LOS ANGELES — It was just about a year ago that Yamilex Rustrian, 19, was on the National Mall in Washington, joining the Fast for Families demonstrations for immigration reform. She fasted for four days, and when President Barack Obama visited their encampment, she said, she rushed to him and said, “‘Thank you for DACA’ … He hugged me. He promised he would pass something.”
Rustrian is one of some 685,000 who came to the U.S. illegally as children and qualified for a reprieve from deportation under the Deferred Action for Childhood Arrivals (DACA), the directive issued by Obama in 2012.
But Rustrian, who thanks to the program has been able to get a driver’s license, work, pay in-state tuition at colleges and stop worrying about being deported, wanted the same for her 44-year-old mother, Annabella.
So while many immigrants cheered Thursday’s controversial executive action by Obama that will shield an estimated 5 million undocumented immigrants from deportation, about 300,000 parents of DACA beneficiaries will continue to live in the shadows, no matter how long they’ve been in the U.S.
The plan will, however, extend the benefits to an estimated 300,000 more immigrants by easing DACA's age and date qualifications, according to an analysis by the Migration Policy Institute. Plus, it will protect 3.7 million parents in the U.S. illegally — 1.1 million in California alone — but only parents of U.S. citizens and legal permanent residents.
Despite the celebrations across the country, here in the offices of SEIU United Service Workers West, the union that represents many Latino workers, tears were flowing. “It’s very disappointing,” said Rustrian. “Many of our parents won’t qualify.”
Rustrian recounts how her mother left her children behind with their dad and came to the U.S. more than a dozen years ago to provide some relief for her family living in poverty in Aguablanca, Guatemala. But her father was assassinated by gang members and Annabella paid a coyote $8,000 to guide her daughters Yamilex, then 7, and Yosselin, 6, across the border.
It was a grueling two months journey that Yamilex and Yosselin recount tearfully but with astounding detail: the small room that they and 40 others were crammed in along the way, the dirty lagoon water they were forced to drink, almost passing out from exhaustion crossing mountains and deserts, little Yosselin having to be carried for part of the way, the pregnant woman in her group who went into labor and was left behind in the desert by the coyotes.

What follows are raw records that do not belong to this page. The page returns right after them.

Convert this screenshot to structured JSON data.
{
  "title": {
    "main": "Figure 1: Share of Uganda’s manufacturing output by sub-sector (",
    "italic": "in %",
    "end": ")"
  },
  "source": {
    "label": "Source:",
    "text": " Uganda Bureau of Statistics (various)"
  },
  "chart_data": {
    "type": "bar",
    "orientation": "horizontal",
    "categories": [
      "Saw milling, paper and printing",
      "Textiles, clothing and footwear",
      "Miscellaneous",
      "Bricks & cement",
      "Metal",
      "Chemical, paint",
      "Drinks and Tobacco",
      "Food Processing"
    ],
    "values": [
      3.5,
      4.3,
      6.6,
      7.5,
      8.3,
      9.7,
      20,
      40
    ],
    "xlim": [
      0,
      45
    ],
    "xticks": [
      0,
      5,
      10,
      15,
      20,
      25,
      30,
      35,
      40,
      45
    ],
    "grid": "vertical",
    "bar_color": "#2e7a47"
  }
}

“I wish I could’ve helped her but I was just 7,” said Yamilex.
The coyotes kidnapped the girls for 10 days once in the U.S., demanding another $3,000 before releasing them to their mother in the dark of night in a parking lot.
Ten years later, DACA has changed the young women’s lives. They no longer fear being pulled over for a mere traffic violation that could get them deported. They still want the same for their mother, who works as a janitor and is an executive board member for the union.
But nothing in Obama’s new plan dispels their fears of being separated from their mother. For years, every time she left their North Hollywood home for work, she reminded them of an emergency protocol (whom to contact, where to go) in the event of an immigration raid at work and she were unable to return.
The protocol will continue.
“I was really hopeful that that situation would change,” said Yamilex, who has just been hired by the union to head a state council on the youth vote. She started the group Children Over Politics and plans to keep fighting for change. “It started because we want to be part of society,” she said.
Ixchel Hernandez, 18, a student at Cal State Northridge who received a $40,000 scholarship, is also a DACA beneficiary who left Oaxaca, Mexico, at age 4 to rejoin her dad, who had already made the crossing to the U.S.
“Before all this, my biggest hope was simply for them to feel safe,” she said of her father, Jose, who works in the food industry, and mother, Guadalupe, who cleans houses. “So that we’re not constantly hiding because that’s what we’ve been doing all our lives … constantly in fear.”
The uncertainty continues for families such as the Rustrians and Hernandez, and even the DACA protection they cherish is not a long-term solution. They have to reapply every two years at a cost of $500 each time and hope that their application is approved.
“I feel very limited,” said Hernandez, who works as an usher at the Walt Disney Concert Hall in downtown Los Angeles. “I feel like my future only goes to a certain extent … DACA is temporary relief.”